The New York Yankees and the Cleveland Indians were playing a ball game in Cleveland on August 11, 1929. In the game Babe Ruth and Lou Gehrig hit home runs. For Gehrig it was his 27th of the season. For Ruth it was his 500th in his career, becoming the first person to reach a career mark of 500.
Both Home Runs were solo shots. For Gehrig it was his only hit of the game. Ruth went 2 for 4 that day, scoring 2.
Even with their home runs, the Yankees lost that day by a score of 6 – 5. Cleveland’s pitcher Willis Hudlin pitched a complete game.
Once when asked if he had a superstition Ruth said, “Just one. Whenever I hit a home run, I make certain I touch all four bases.”
Ruth’s home run was hit out of the ballpark onto Lexington Avenue.
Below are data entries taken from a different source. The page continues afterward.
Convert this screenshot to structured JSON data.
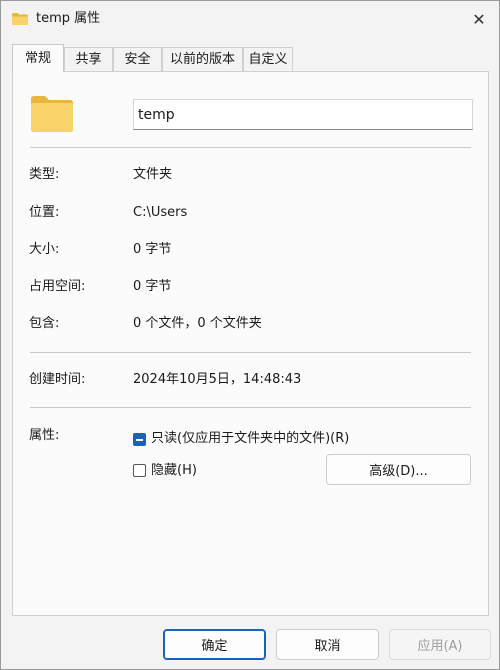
{
  "window": {
    "title": "temp 属性"
  },
  "tabs": [
    {
      "label": "常规",
      "active": true
    },
    {
      "label": "共享",
      "active": false
    },
    {
      "label": "安全",
      "active": false
    },
    {
      "label": "以前的版本",
      "active": false
    },
    {
      "label": "自定义",
      "active": false
    }
  ],
  "general": {
    "name_value": "temp",
    "props": [
      {
        "label": "类型:",
        "value": "文件夹"
      },
      {
        "label": "位置:",
        "value": "C:\\Users"
      },
      {
        "label": "大小:",
        "value": "0 字节"
      },
      {
        "label": "占用空间:",
        "value": "0 字节"
      },
      {
        "label": "包含:",
        "value": "0 个文件，0 个文件夹"
      }
    ],
    "created": {
      "label": "创建时间:",
      "value": "2024年10月5日，14:48:43"
    },
    "attributes": {
      "label": "属性:",
      "readonly_label": "只读(仅应用于文件夹中的文件)(R)",
      "readonly_state": "indeterminate",
      "hidden_label": "隐藏(H)",
      "hidden_state": "unchecked",
      "advanced_label": "高级(D)..."
    }
  },
  "buttons": {
    "ok": "确定",
    "cancel": "取消",
    "apply": "应用(A)"
  },
  "colors": {
    "accent": "#1a62b8",
    "folder": "#f8d36a"
  },
  "icons": {
    "title": "folder-icon",
    "close": "close-icon",
    "main": "folder-icon"
  }
}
Upon hearing Ruth say that he would have liked to have the ball Detective H.C. Folger went to look for it. He found the boy who had it, bringing him to Ruth. The ball was exchanged for an autograph and a 20 dollar bill.
1929 was the first year in which the Yankees began to use uniform numbers regularly. They were the first team to do so, although in 1916 the Cleveland Indians used number briefly. Since Ruth batted 3rd in the lineup, he was issued assigned number 3.